When Romelu Lukaku lay bleak on the sideline and couldn’t understand how his shot was interrupted at the last second from two meters away, Italians Giorgio Chiellini and Leonardo Spinazzola celebrated feverishly at the side post.
Soon Leonardo Bonucci and Giovanni de Lorenzo joined the hand-to-hand combat. Their joy was limitless. As if one of them had scored a goal. A goal-refusing block as worthy of a goal. Or maybe more than one goal in context.
As Belgium accelerated in the hunt for equalizer, Jeremy Doku burned down the left side, burst into the field and slid a delicious ball at Kevin de Bruyne. He pushed the ball in the direction of Lukaku, who was only released from the shackles of Chiellini in the rarest of cases, and only had to turn the ball into the net. He did just that by not blasting the ball but just jumping out of nowhere for Spinazzola (he was pulled out due to injury in the 78th minute) and tucking his thigh between the ball and Lukaku.
The whole sequence – Spinazzola sniffed the danger and extinguished the shot without resorting to a wild tackle or cynical lunges – was a tribute to the fine art of defense that is still dear to Italian football. It wasn’t a last-ditch attempt at the rear, but a masterclass in defense.
This Italian team may be lively and velvety, but they have neither forgotten nor forbidden the soul of their football. Your defense is still its essence. Defense as artistic science or scientific art, defenders as surgeons and painters, scientists and sculptors. Those who tear the ball off their feet without disturbing the laces or splitting the shin guards. There were ugly settlement traders in Italy in the past who were rude and terrifying at times, but most of them from the 90s to the present day have been smooth operators. Rely on intelligence, anticipation and positioning instead of smoldering physicality. All of the negative stereotypes of the Italian defense arts – niggling and pinching and clever tugging of shirts – are unnecessary to Paolo Maldini and his descent from defensive artists and artisans.

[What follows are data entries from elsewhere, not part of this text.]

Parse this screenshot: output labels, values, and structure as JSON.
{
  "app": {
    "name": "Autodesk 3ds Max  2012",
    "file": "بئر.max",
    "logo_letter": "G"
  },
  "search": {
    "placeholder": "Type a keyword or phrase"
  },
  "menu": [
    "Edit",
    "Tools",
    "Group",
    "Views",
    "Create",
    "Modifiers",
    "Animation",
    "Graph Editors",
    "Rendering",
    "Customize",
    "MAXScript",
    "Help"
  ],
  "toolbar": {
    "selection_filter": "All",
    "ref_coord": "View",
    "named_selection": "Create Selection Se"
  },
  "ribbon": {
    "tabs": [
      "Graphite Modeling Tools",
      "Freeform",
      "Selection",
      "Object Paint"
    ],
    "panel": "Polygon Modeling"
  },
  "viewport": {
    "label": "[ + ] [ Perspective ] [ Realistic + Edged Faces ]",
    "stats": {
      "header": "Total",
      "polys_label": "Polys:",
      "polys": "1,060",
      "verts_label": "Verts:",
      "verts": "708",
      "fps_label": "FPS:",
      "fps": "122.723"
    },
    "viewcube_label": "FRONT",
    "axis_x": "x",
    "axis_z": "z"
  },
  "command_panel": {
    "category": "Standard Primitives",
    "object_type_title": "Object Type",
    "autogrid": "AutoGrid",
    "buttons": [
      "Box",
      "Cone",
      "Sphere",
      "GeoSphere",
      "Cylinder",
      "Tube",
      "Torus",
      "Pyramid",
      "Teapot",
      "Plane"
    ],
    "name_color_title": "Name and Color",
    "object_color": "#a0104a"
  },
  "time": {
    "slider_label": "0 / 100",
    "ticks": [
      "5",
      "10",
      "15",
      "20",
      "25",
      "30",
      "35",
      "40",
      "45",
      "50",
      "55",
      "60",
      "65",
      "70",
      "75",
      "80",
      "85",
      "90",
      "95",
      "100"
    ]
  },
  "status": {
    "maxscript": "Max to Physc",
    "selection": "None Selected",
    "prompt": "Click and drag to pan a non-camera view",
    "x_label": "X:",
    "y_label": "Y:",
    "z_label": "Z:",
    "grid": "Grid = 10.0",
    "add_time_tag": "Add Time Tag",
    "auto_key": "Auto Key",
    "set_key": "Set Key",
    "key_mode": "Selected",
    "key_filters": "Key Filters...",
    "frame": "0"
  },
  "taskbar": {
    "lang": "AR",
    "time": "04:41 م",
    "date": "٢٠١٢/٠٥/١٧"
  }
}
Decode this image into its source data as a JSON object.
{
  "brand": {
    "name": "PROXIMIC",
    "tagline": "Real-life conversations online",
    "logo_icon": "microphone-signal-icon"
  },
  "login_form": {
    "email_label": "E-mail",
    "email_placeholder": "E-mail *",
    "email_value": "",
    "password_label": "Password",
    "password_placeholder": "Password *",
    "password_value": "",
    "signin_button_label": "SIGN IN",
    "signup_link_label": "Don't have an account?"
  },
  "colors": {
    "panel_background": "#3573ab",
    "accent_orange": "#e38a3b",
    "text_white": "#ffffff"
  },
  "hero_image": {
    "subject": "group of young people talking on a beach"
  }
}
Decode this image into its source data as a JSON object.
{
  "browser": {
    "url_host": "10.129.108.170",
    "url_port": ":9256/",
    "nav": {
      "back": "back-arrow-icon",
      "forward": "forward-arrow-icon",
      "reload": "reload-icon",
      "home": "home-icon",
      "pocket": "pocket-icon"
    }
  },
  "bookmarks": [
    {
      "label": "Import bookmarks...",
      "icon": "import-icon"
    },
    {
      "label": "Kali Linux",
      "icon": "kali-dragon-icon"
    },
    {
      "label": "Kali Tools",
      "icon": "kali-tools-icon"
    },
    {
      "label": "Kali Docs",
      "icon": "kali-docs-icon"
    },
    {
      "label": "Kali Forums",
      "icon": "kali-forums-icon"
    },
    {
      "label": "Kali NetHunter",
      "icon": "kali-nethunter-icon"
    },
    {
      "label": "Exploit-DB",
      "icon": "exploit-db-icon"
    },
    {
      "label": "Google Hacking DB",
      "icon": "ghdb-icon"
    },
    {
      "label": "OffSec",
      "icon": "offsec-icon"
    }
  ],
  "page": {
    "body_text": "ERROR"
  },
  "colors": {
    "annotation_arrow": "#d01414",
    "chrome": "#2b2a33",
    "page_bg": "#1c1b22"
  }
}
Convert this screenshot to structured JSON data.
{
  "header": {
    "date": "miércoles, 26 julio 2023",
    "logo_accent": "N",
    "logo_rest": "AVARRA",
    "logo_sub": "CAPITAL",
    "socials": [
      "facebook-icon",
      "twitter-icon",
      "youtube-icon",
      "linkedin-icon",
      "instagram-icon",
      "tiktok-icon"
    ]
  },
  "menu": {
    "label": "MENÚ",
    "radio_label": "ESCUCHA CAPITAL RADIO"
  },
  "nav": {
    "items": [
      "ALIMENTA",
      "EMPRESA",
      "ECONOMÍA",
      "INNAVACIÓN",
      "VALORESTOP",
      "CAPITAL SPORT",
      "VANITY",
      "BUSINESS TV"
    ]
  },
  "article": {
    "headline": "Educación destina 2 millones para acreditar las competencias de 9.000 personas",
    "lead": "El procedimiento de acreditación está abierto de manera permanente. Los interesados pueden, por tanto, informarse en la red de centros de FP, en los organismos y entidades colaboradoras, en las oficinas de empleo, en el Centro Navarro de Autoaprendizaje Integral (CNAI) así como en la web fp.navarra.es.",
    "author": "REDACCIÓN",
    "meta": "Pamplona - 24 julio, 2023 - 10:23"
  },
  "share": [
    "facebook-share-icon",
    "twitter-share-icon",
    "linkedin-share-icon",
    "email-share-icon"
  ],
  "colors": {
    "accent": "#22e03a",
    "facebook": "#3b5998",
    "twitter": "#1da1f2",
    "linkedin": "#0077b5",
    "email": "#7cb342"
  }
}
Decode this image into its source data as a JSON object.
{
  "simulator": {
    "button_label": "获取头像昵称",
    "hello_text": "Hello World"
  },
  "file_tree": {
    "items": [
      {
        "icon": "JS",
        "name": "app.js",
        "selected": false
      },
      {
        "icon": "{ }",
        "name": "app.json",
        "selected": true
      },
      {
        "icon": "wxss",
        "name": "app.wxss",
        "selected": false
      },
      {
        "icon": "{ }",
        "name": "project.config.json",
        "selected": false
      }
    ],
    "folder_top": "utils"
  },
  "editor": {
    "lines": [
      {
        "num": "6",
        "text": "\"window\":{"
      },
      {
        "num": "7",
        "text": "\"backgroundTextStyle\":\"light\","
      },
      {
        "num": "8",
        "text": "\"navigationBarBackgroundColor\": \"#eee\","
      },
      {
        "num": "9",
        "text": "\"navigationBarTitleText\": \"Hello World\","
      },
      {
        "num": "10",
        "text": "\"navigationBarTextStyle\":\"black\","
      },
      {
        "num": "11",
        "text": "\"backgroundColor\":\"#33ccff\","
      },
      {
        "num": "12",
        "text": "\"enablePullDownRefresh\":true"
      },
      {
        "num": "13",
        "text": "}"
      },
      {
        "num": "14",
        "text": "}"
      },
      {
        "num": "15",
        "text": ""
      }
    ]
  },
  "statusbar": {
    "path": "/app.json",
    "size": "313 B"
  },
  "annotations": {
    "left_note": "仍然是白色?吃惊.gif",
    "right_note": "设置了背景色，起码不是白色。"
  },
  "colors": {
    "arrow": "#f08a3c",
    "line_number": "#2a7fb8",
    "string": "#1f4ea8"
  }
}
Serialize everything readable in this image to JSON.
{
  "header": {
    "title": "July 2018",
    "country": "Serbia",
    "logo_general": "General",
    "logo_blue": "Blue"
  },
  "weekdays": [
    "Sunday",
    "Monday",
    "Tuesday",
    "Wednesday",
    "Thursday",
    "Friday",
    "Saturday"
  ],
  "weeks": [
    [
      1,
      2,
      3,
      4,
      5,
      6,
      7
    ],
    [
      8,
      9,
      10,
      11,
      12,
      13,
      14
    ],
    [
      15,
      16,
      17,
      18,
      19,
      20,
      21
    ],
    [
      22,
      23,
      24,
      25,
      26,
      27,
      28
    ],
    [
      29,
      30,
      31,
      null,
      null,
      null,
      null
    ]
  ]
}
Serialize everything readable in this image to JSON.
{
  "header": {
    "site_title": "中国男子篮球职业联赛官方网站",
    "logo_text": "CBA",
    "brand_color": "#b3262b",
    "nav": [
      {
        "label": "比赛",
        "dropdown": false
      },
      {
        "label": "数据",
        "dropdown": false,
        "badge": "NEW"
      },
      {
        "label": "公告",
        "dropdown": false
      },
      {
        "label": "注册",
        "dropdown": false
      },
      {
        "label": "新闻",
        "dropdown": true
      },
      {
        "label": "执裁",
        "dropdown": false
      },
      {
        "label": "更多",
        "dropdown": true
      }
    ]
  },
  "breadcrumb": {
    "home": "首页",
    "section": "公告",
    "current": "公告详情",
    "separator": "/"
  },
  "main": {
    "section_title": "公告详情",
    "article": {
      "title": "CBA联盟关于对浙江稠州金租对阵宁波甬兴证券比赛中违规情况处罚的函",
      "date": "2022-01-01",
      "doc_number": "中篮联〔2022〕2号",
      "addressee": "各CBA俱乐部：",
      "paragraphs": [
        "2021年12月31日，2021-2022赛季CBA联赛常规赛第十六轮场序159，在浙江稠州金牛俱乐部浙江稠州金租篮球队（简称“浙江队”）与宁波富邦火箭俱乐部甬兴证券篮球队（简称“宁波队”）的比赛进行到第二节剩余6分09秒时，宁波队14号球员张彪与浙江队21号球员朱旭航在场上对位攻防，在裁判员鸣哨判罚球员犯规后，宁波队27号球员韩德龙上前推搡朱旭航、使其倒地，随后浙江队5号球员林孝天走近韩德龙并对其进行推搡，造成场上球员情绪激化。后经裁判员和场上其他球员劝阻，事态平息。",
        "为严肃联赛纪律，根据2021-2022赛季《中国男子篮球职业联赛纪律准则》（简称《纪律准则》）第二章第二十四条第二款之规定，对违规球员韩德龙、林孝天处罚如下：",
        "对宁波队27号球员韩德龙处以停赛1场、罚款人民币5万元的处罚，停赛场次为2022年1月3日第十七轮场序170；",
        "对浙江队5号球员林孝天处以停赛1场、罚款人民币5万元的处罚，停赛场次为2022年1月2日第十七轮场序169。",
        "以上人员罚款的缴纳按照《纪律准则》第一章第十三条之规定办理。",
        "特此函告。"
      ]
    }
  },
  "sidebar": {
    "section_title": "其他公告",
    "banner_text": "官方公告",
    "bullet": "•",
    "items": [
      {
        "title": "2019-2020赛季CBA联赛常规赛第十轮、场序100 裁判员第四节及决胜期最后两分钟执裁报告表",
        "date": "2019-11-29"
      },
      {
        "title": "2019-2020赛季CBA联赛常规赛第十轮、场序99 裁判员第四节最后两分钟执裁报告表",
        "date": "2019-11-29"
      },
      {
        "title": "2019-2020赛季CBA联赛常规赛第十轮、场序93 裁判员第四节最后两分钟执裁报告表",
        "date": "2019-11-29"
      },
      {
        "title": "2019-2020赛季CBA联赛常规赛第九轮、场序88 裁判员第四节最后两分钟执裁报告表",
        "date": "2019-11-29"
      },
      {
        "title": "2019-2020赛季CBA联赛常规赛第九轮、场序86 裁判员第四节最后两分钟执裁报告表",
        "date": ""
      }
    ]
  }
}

Some of them might look belligerent. Like Chiellini, who resembles a thug in a pub who has broken his nose five times and had his ears chewed, but rarely bows to violence. He screams and screams forever, is happy and gesticulates. Strikers loathe these types of defenders because they are always there, even when physically absent, like a shadow. They are clogging your space and killing your morale, they are never in a hurry or rush, never clumsy or careless.
For Chiellini, son of an orthopedic surgeon, it’s more of a science. “Reading a striker’s mind is a subtle psychological game,” he said in his autobiography I, Giorgio. But it is not something that someone has born, but acquired over the years. Chiellini does this by watching footage of his opponents weeks before the game and understanding everything from idiosyncrasies to movements and preferences.
“It helps me connect with them. I need to know what they like most, what runs they do. It’s my way of getting on their wavelength and syncing with them. I also watch every goal a team has scored this season. You will get an understanding of how to play, how to score and how to guess your intentions. “
He seemed to have studied Lukaku so closely that he was a completely neutered force. This was another tribute to the great Italian defensive tradition – man-marking and the ability to win one-on-one challenges, which has gone out of style in this era of zone marking.
Each defender has his own role. Chiellini is the attacker. As one of the most natural central defenders with ball games, he storms opponents high up. Bonucci is something like a defensive regista, a self-proclaimed “soldier” who starts attacks and closes the time and space that the opponents get on the ball, always in the right place at the right moment and earlier, without allowing the attacker to do something to do what he wants.
In his duels with Kevin de Bruyne, the latter often came out second best, while Italy began several advances with him.
But it’s a more subtle craft than Chiellini, and so you might miss it if you don’t look out for it specifically. Spinazzola is the nerve of attack (although he is exceptionally trained in the fine virtues of Italian defense). Di Lorenzo combines the two and becomes the third central defender when Italy attacks. Even his moment of flaw that led to the penalty kick was a human exception.
Together they are an impregnable force and retain their relevance even if Italian football has lost its overemphasis on defense. But Italy’s ambitions are fueled by both the enterprising spirit of its strikers and the rigidity of its defense. That defensive scrum while Lukaku lay bleakly off the sidelines tells the story.